Your team is developing scoring logic in a silo. While taking this approach may come with the best of intentions, such as not wanting to take sellers away from selling to collaborate on operational lead scoring models—this will only set you up for failure. There are a lot of factors to consider when it comes to appropriate inputs to incorporate into your scoring logic, and this should be approached in a highly collaborative manner across operations, marketing and sales leadership.
You’re biting off more than you can chew. Custom models for new business! Customer expansion and upsell models! Models for different segments of the business like SMB vs Enterprise! Models for different product lines! We want it all! There are many options available to your organization now that you’ve decided to invest in lead scoring. Like any big hairy goal, it’s best to walk before you run. Implementing your first scoring model will require a lot of time and energy to analyze, pressure test, implement, and launch. It’s great to know that you can customize and introduce more complex logic down the road, but in this scenario I’d strongly advise picking the area where you need the most support—for example sending better quality inbound leads to your SDR team to increase their lead to opportunity conversion rate—and sticking with it until you’ve achieve the results you are after before introducing more complex logic. Another thing to consider is that while a couple of different models may make a lot of sense in the long run, you may not yet have enough data to train an effective lead scoring model when segmenting your audiences at this more granular level.
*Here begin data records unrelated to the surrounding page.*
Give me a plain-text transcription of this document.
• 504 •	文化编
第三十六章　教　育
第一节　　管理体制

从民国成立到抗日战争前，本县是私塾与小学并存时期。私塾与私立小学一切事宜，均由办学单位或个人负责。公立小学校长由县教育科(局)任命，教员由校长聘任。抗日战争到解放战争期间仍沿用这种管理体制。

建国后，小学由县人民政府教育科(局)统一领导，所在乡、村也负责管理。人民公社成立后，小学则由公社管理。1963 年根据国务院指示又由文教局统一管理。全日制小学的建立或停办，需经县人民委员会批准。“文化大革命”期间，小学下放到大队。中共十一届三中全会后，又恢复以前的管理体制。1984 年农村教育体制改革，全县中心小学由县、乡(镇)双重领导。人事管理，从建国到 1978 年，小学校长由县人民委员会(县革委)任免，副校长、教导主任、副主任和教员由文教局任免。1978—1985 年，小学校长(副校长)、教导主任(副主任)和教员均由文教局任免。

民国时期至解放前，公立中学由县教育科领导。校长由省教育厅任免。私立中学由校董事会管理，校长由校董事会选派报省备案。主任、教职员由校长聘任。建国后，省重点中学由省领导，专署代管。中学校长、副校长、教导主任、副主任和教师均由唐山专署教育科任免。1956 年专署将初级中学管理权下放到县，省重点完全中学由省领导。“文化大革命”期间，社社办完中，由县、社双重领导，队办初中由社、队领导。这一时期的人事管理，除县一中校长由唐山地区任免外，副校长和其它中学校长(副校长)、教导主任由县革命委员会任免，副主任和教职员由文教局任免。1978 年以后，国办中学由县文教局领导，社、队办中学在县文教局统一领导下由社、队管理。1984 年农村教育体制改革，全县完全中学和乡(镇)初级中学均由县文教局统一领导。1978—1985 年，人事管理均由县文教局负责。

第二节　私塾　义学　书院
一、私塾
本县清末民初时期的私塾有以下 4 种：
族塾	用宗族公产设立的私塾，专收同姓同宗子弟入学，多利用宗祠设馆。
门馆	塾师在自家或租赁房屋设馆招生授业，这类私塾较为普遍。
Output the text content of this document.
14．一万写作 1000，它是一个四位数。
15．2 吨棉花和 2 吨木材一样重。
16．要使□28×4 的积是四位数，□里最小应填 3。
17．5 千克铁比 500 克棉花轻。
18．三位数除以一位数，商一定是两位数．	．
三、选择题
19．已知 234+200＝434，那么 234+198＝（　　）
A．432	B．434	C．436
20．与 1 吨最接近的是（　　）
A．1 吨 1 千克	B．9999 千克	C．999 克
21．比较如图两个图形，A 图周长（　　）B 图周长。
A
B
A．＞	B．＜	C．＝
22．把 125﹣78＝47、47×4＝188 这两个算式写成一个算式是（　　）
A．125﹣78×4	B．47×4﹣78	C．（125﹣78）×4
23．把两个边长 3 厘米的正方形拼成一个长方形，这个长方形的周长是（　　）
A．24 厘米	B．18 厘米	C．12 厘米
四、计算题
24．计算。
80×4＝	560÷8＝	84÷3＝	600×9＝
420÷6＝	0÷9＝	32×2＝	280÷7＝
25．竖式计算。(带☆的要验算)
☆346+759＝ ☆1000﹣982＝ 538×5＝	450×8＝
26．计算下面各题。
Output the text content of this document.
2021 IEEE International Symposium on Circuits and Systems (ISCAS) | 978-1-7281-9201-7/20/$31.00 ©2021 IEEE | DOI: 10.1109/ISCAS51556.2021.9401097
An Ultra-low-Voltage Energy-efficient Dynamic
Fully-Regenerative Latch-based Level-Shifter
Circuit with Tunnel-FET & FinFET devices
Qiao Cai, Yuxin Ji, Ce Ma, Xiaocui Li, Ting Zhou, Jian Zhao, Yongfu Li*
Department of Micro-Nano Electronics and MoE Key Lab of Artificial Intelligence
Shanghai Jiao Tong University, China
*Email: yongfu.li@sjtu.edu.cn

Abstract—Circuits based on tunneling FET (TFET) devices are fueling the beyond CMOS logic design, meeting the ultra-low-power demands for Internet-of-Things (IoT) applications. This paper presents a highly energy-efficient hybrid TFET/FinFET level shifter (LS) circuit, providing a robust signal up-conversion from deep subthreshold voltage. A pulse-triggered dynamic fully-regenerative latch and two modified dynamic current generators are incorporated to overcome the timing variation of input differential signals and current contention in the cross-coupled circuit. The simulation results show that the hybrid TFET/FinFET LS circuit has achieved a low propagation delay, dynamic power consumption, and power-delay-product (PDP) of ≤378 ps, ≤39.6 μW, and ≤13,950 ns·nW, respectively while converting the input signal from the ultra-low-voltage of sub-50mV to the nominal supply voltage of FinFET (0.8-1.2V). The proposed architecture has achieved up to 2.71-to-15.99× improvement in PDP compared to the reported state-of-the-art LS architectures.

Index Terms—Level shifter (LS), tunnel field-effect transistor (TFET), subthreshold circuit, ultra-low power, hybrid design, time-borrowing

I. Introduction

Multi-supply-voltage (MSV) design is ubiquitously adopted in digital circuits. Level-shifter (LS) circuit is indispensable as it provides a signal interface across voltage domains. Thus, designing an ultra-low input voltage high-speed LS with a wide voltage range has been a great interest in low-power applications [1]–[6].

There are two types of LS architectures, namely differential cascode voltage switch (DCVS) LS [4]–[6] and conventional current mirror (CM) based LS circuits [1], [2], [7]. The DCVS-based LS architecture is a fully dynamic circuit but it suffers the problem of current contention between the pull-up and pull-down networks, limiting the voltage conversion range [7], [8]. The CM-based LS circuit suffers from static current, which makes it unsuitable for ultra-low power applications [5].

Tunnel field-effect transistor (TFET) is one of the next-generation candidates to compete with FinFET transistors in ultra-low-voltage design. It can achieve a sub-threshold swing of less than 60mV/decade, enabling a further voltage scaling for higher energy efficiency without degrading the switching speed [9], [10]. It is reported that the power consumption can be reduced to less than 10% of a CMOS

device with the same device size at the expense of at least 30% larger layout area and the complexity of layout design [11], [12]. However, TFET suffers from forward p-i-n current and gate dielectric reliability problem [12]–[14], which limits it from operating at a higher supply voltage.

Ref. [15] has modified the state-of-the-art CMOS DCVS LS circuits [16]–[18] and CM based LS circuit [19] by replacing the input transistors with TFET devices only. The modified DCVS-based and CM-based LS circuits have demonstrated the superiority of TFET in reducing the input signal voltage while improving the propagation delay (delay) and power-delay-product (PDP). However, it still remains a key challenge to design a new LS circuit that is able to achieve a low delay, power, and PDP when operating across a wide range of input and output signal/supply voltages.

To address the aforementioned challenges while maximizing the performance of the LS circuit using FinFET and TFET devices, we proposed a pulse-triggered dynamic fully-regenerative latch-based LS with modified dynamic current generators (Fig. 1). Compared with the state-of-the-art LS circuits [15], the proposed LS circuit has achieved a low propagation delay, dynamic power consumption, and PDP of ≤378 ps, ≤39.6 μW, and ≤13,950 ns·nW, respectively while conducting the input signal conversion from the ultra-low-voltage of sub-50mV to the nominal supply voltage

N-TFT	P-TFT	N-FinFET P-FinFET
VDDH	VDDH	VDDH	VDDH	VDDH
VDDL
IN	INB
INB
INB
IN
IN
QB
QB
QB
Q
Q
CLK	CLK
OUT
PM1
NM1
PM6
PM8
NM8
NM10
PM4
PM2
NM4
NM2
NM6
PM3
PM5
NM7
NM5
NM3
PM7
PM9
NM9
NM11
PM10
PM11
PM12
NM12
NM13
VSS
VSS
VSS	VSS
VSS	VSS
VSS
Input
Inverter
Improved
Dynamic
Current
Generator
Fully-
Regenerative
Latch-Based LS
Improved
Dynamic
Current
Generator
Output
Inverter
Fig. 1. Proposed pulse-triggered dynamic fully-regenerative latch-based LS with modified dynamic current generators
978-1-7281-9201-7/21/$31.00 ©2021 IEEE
You’re developing or implementing a score that is “black box”. There are a number of platforms out there that can produce a lead score on your behalf should you choose that path vs building and maintaining a model internally. This is not necessarily a bad idea if you don’t have the analytical team to help you execute, but one thing to look out for is a method that is “black box” meaning you can see inputs and outputs, but not how the results were calculated. There are many problems with this method. If you can’t see which input may be throwing off the validity of your model or your sales team can’t see which attributes contributed to their high score, it can make the scoring logic difficult to trust. Simply put: you should be able to look under the hood to see what’s causing your engine to smoke if you want to arrive safely and on time to your destination.
I don’t want to come across as a naysayer here. When you are ready to launch your lead scoring program, it’s an exciting time! You should be proud of the analysis, internal alignment, training, and hard work it took to get to this place. But remember (and remind others within your organization) that like even the best relationships, not everything will be perfect and a lot of TLC should be invested over time to ensure your scoring model continues to mature along with your organization.